Tennessee House Bill Would Create County-by-County Sports Betting Referendums

The very first bill filed in the Tennessee General Assembly in preparation for the new session beginning Tuesday in Nashville proposes legalizing sports betting in cities and counties that vote for it in local referendums.

sports betting

Rep. Rick Staples’s bill would enable operators to establish wagering kiosks in counties and cities where they are approved by voters. It would also allow for online sports betting. (Image: Larry McCormack/The Tennessean

HB 0001 — also known as the “Tennessee Sports Gaming Act” — would establish a Tennessee gaming commission in a state where opportunities to gamble are few and far between. Its sponsor, Rep. Rick Staples (D-Knoxville), says he believes the bill will provide important new revenue streams for local governments.

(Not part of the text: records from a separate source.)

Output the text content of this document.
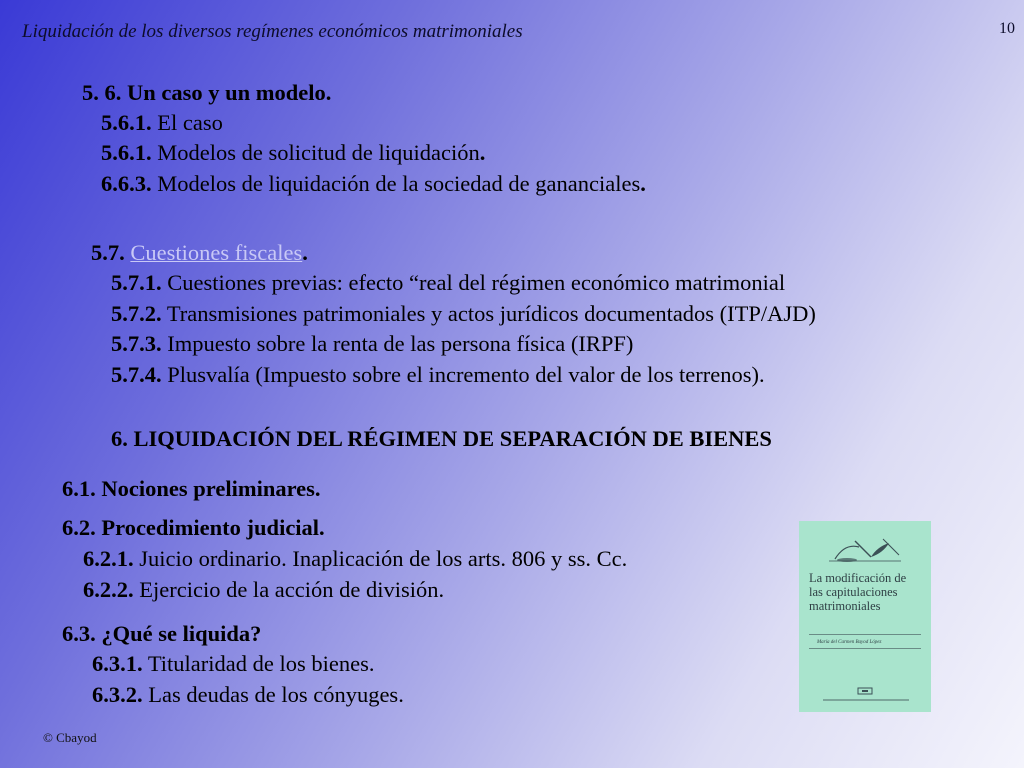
Liquidación de los diversos regímenes económicos matrimoniales	10
5. 6. Un caso y un modelo.
5.6.1. El caso
5.6.1. Modelos de solicitud de liquidación.
6.6.3. Modelos de liquidación de la sociedad de gananciales.
5.7. Cuestiones fiscales.
5.7.1. Cuestiones previas: efecto “real del régimen económico matrimonial
5.7.2. Transmisiones patrimoniales y actos jurídicos documentados (ITP/AJD)
5.7.3. Impuesto sobre la renta de las persona física (IRPF)
5.7.4. Plusvalía (Impuesto sobre el incremento del valor de los terrenos).
6. LIQUIDACIÓN DEL RÉGIMEN DE SEPARACIÓN DE BIENES
6.1. Nociones preliminares.
6.2. Procedimiento judicial.
6.2.1. Juicio ordinario. Inaplicación de los arts. 806 y ss. Cc.
6.2.2. Ejercicio de la acción de división.
6.3. ¿Qué se liquida?
6.3.1. Titularidad de los bienes.
6.3.2. Las deudas de los cónyuges.
La modificación de las capitulaciones matrimoniales
María del Carmen Bayod López
© Cbayod
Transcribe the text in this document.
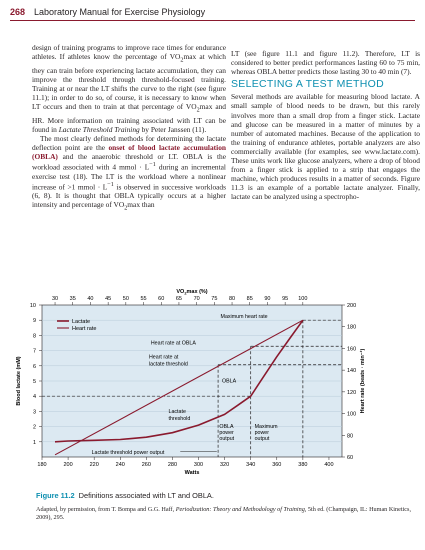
268 Laboratory Manual for Exercise Physiology

design of training programs to improve race times for endurance athletes. If athletes know the percentage of $VO_2\max$ at which they can train before experiencing lactate accumulation, they can improve the threshold through threshold-focused training. Training at or near the LT shifts the curve to the right (see figure 11.1); in order to do so, of course, it is necessary to know when LT occurs and then to train at that percentage of $VO_2\max$ and HR. More information on training associated with LT can be found in Lactate Threshold Training by Peter Janssen (11).

The most clearly defined methods for determining the lactate deflection point are the onset of blood lactate accumulation (OBLA) and the anaerobic threshold or LT. OBLA is the workload associated with 4 mmol · $L^{-1}$ during an incremental exercise test (18). The LT is the workload where a nonlinear increase of >1 mmol · $L^{-1}$ is observed in successive workloads (6, 8). It is thought that OBLA typically occurs at a higher intensity and percentage of $VO_2\max$ than

LT (see figure 11.1 and figure 11.2). Therefore, LT is considered to better predict performances lasting 60 to 75 min, whereas OBLA better predicts those lasting 30 to 40 min (7).

SELECTING A TEST METHOD

Several methods are available for measuring blood lactate. A small sample of blood needs to be drawn, but this rarely involves more than a small drop from a finger stick. Lactate and glucose can be measured in a matter of minutes by a number of automated machines. Because of the application to the training of endurance athletes, portable analyzers are also commercially available (for examples, see www.lactate.com). These units work like glucose analyzers, where a drop of blood from a finger stick is applied to a strip that engages the machine, which produces results in a matter of seconds. Figure 11.3 is an example of a portable lactate analyzer. Finally, lactate can be analyzed using a spectropho-

1
2
3
4
5
6
7
8
9
10
60
80
100
120
140
160
180
200
180	200	220	240	260	280	300	320	340	360	380	400
30 35 40 45 50 55 60 65 70 75 80 85 90 95 100
$VO_2\max$ (%)
Watts
Blood lactate (mM)	Heart rate (beats · min⁻¹)
Lactate
Heart rate
Maximum heart rate
Heart rate at OBLA
Heart rate at
lactate threshold
OBLA
Lactate
threshold
OBLA
power
output
Maximum
power
output
Lactate threshold power output
Figure 11.2 Definitions associated with LT and OBLA.
Adapted, by permission, from T. Bompa and G.G. Haff, Periodization: Theory and Methodology of Training, 5th ed. (Champaign, IL: Human Kinetics, 2009), 295.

“Billions of dollars leave the state of Tennessee to our neighboring states with casino and table gambling. So, this is a new stream of revenue that the federal government is allowing the states to take advantage of,” he told LocalMemphis.com.

Sports Betting Patchwork

Tennessee’s neighbor Mississippi has a thriving casino industry and last year became the third state to authorize sports betting since the US Supreme Court struck down the federal ban. Meanwhile, Arkansas voted to legalize casinos and sports betting in November.

In this casino-less state, the bill would allow operators to set up sports betting kiosks in approved jurisdictions, as well as offer online sports betting — a potential geolocation challenge for future operators who would be required to police a complicated patchwork landscape of counties where sports betting is variously legal and illegal.

Should HB 0001 pass — and that’s a big “if” in a state where Conservatives have dominated politics for decades — each county election commission would be required to hold a sports betting referendum if approved by local government or by a grassroots petition bearing the signatures of 10 percent of the local electorate.

Governor Elect No Fan of Sports Betting

Even if it’s approved by the legislature, the bill would face the possibility of a veto by the state’s new governor elect, Bill Lee, who said on his campaign trail last year that he did not want sports betting in Tennessee and that gambling was “not consistent with the values of this state.”

It’s by no means a loss cause, however. Voters in Tennessee have in the past 16 years twice approved gambling expansion measures — once to establish a state lottery and once to authorize pari-mutuel horse race wagering.

HB 0001 proposes an industry-friendly 10 percent tax on gaming revenue, with 40 percent of the revenues collected going to the state’s general fund, 30 percent to Tennessee colleges of applied technologies and community colleges for equipment and capital projects, and 30 percent to local governments for education and infrastructure.